Standing at the foot of the bed, the dog had been watching her too. Henry couldn’t help laughing as he furtively checked if the dog had a hard-on to match his own. Shep’s tongue was hanging out because of the heat in the room, but that was all.
“Hot enough for you, Shep?”
“What are you laughing about?” yelled Sarah over the sound of the shower.
“Ohhhh, nothing. Laughing at Shep, is all!”
“What did he do?”
Henry had to think about that one. Finally he said, “I guess it’s what he didn’t do.”
“What?”
“Nothing,” he said as he unbuttoned his shirt, kicked off his shoes and his pants, grabbed the champagne and two long-stemmed glasses, and headed for the shower.
Soon he forgot all about the strange men in the lobby.
That evening a van arrived at the Carrera Hotel, behind the Moneda, on the other side of Santa Lucia Hill. Six men checked into the hotel. Leading the group was Rudolfo Suarez, whose generous tips and Gold Card number instantly won him a suite at this, the most elegant hotel in Santiago, even though he’d arrived unexpectedly and had made no reservations. Without question or hesitation, the manager at the front desk checked them into the fifth-floor presidential suite and handed Suarez six keys. Carrying their own luggage, Suarez’s gang walked together to the panelled mahogany elevators across the lobby.
He loved this hotel; he always stayed here when he visited Santiago. A tall lobby atrium arched up to a skylight, reminding him of an Incan stepped pyramid. For him this was the centre of Santiago and the heart of his family’s power.

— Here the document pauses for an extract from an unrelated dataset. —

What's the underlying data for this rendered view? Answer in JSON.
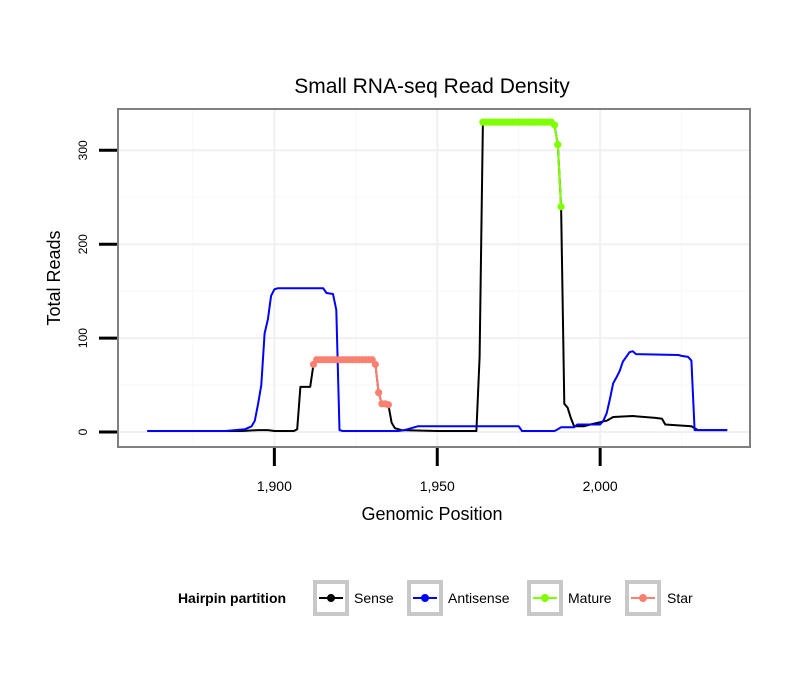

Lingering in the atrium and looking upward into the light, he took a deep breath as he remembered his family. There were several reasons he always stayed here. It was the oldest hotel in Santiago. In its belly it had a pyramid with a waterfall and orchids growing all around, and it was beautiful and full of tradition. It suited his tastes completely. He had sat many times on one or other of the benches around the atrium. Standing here now, he could remember his boyhood — good times when his father and grandfather had taken him from the vineyards and the wineries of his family estate to Santiago, where they did much of their business. More often than he could recount, little Rudy had sat in the atrium with his family and watched wealthy businessmen in their white suits and straw fedoras parade through the hotel as they prepared for war in the financial edifices surrounding the Moneda.
That’s the way his father had described big business: modern warfare. His grandfather had acquired land outside of Santiago in the late 1920s and established a vineyard that had ultimately grown large and prosperous, making the family wealthy. But, because of their humble beginnings, his family had often been branded as peasants who got lucky. The sneer was whispered behind their backs, his father had often told him, by those who would cheat them of their lands and return them to poverty.